La vie, que M. Henri Tersett & son Epouse menent, est de ce genre. Lors qu’il étoit jeune Homme, on l’auroit pris pour un de ces petits Maîtres, qui ont beaucoup de vivacité & peu de bon sens. Mademoiselle Rebecca Quickly, qu’il épousa, avoit tout ce que le feu de la Jeunesse & des manieres enjouées peuvent donner pour rendre une Fille agréable. Ces deux Personnes d’un Mérite apparent tomberent dans les bras l’une de l’autre ; mais lorsque la Passion fut satisfaite, la Raison ou le bon Sens ne vint pas à leur secours : de sorte que leur Vie est aujourd’hui en échec ; leurs repas sont insipides & ils s’ennuient ensemble ; Si leur Fortune les met au-dessus des soins de la Vie, on peut dire que leur manque de Goût les met au-dessous du Plaisir.

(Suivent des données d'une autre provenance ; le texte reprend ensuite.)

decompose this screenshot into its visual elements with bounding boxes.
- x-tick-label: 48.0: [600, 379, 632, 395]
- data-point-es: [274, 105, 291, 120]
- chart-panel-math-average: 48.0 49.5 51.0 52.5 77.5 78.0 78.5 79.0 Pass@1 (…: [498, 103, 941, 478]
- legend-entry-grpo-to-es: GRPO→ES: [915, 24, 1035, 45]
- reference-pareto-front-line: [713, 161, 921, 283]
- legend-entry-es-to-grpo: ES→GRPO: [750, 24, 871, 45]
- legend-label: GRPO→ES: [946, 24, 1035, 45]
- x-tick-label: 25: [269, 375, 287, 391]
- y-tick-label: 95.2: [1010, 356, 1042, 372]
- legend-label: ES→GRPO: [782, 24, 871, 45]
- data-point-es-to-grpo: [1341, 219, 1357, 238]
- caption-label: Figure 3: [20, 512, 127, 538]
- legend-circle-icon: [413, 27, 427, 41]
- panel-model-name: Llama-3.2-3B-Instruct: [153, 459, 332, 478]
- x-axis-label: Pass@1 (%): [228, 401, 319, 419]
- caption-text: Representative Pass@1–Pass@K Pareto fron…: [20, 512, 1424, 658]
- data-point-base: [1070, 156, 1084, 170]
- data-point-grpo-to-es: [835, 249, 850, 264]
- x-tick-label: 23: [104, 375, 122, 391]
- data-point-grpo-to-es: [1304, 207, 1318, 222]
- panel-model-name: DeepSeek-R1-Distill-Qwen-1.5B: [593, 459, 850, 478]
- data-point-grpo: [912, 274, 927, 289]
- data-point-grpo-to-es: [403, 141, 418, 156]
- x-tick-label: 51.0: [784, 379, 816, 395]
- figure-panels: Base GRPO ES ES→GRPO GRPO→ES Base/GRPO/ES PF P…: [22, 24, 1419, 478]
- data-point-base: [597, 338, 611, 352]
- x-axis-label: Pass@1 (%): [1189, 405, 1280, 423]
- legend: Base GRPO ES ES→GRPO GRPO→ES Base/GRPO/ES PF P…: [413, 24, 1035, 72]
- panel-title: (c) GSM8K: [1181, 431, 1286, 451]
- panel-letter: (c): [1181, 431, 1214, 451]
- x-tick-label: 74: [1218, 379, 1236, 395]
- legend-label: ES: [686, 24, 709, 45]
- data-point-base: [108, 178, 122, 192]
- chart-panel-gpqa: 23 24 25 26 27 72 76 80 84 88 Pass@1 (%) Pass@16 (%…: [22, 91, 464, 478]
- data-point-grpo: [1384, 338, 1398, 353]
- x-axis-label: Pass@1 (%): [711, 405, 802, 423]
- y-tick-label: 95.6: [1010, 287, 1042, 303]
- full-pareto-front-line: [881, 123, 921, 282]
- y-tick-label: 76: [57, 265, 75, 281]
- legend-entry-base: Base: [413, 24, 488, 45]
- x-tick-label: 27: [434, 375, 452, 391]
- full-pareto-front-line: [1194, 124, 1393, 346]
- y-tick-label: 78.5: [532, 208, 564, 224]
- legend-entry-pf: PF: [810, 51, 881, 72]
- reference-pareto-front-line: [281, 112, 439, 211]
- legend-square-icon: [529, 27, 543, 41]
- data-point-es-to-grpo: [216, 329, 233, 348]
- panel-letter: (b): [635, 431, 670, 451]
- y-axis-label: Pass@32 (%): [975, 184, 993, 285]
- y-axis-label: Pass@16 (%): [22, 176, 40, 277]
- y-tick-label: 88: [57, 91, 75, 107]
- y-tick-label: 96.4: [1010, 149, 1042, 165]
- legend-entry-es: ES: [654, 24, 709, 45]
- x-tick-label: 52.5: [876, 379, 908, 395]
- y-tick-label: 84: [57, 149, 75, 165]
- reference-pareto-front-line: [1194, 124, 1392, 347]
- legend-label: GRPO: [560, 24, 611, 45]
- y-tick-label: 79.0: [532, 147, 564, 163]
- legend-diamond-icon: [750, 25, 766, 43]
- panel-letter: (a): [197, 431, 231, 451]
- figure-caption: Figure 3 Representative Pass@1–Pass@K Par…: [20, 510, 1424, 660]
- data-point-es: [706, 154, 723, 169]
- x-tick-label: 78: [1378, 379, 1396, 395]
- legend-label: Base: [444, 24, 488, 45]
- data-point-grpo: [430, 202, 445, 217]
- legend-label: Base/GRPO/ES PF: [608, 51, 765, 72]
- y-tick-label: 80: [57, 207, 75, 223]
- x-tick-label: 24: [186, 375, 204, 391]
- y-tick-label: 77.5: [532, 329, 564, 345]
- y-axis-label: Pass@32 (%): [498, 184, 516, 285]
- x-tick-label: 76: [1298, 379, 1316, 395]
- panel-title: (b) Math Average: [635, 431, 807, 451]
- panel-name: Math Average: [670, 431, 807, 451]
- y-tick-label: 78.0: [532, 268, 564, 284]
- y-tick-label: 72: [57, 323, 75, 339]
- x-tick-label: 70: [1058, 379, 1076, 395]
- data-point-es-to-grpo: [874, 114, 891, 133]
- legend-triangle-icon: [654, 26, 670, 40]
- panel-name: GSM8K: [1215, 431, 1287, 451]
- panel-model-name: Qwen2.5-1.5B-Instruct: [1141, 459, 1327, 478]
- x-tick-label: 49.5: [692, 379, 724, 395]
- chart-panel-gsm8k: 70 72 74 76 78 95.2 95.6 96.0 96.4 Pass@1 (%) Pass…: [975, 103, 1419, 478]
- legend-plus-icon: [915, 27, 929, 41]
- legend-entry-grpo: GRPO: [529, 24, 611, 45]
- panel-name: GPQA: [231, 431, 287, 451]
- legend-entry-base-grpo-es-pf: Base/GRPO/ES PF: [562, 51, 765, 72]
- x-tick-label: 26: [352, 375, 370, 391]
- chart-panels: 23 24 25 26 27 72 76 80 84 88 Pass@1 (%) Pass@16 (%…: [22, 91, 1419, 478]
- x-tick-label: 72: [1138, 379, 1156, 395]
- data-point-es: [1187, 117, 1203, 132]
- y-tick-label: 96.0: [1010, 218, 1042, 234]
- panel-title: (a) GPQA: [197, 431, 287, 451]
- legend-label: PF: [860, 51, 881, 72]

Lors que je traite de cette maniere ceux qui sont ingenieux à se tourmenter, ou qui passent leur Vie dans l’inaction, je ne prétends pas que, pour vivre, il faille se trouver toûjours dans des Compagnies qui ne respirent que la joie, & se couronner de Guirlandes, à l’exemple des anciens Débauchez ; mais puisque l’Indolence & la trop grande Délicatesse sont Ennemies de tout Plaisir, je voudrois qu’on tâchât de se former une certaine Disposition qui nous fît prendre quelque agréable intérêt à tout ce qui frape nos yeux ou nos oreilles. Cette Qualité portative, je veux dire la bonne Humeur, assaisonne si bien toutes les circonstances de la Vie, qu’il ne s’en perd pas un seul moment, & qu’ils nous donnent tous une si grande satisfaction, que le Tems même, le plus pesant de tous les fardeaux, lors qu’il en est un, ne nous est jamais à charge. Varilllas possède ce talent au suprême degré, & le communique par tout où il se trouve : Le Gai, le Triste, le Sevére & le Mélancolique éclatent de joie d’abord qu’il est avec eux. D’ailleurs il n’a jamais rien dit qui mérite la repetition, mais il est d’un si bon Naturel, que tout le monde se fait un vrai plaisir de le voir, parce que chacun est assûré d’être bien venu auprès de lui. Il ne semble pas contribuer à la joie de la Compagnie, quoi qu’il en soit l’unique source. Quelqu’un a dit fort plaisamment, que si Varillas avoit de l’Esprit, ce seroit le meilleur Esprit qu’il y eût au Monde. Il est certain qu’une Humeur douce & afable, soutenue par des manieres honêtes, & d’une Imagination vive & bien reglée, est un des plus beaux Présens de la Nature, & fait un des plus grands Plaisirs de la Vie. On iroit en Compagnie avec dix fois plus de satisfaction, si l’on étoit assûré de n’y rien entendre de choquant, ou qui ne fût agréable. Lors que nous savons que celui qui parle n’a point de malice, & que les Personnes & les choses nous sont representées dans leur plus beau jour, le Festin ne peut être que délicat, parce que le Cuisinier n’aprête aucun Mets qui ne soit excellent en son espèce. Les belles Peintures font l’Entretien des bons Esprits, & les diformes celui des impurs. Lors qu’on jouït d’une Conversation où il n’y a rien que d’exquis, c’est aprocher de la Vie des Anges ; mais lors qu’on n’y entend rien qui ne soit dépravé, c’est faire un pas vers celle des Démons. T.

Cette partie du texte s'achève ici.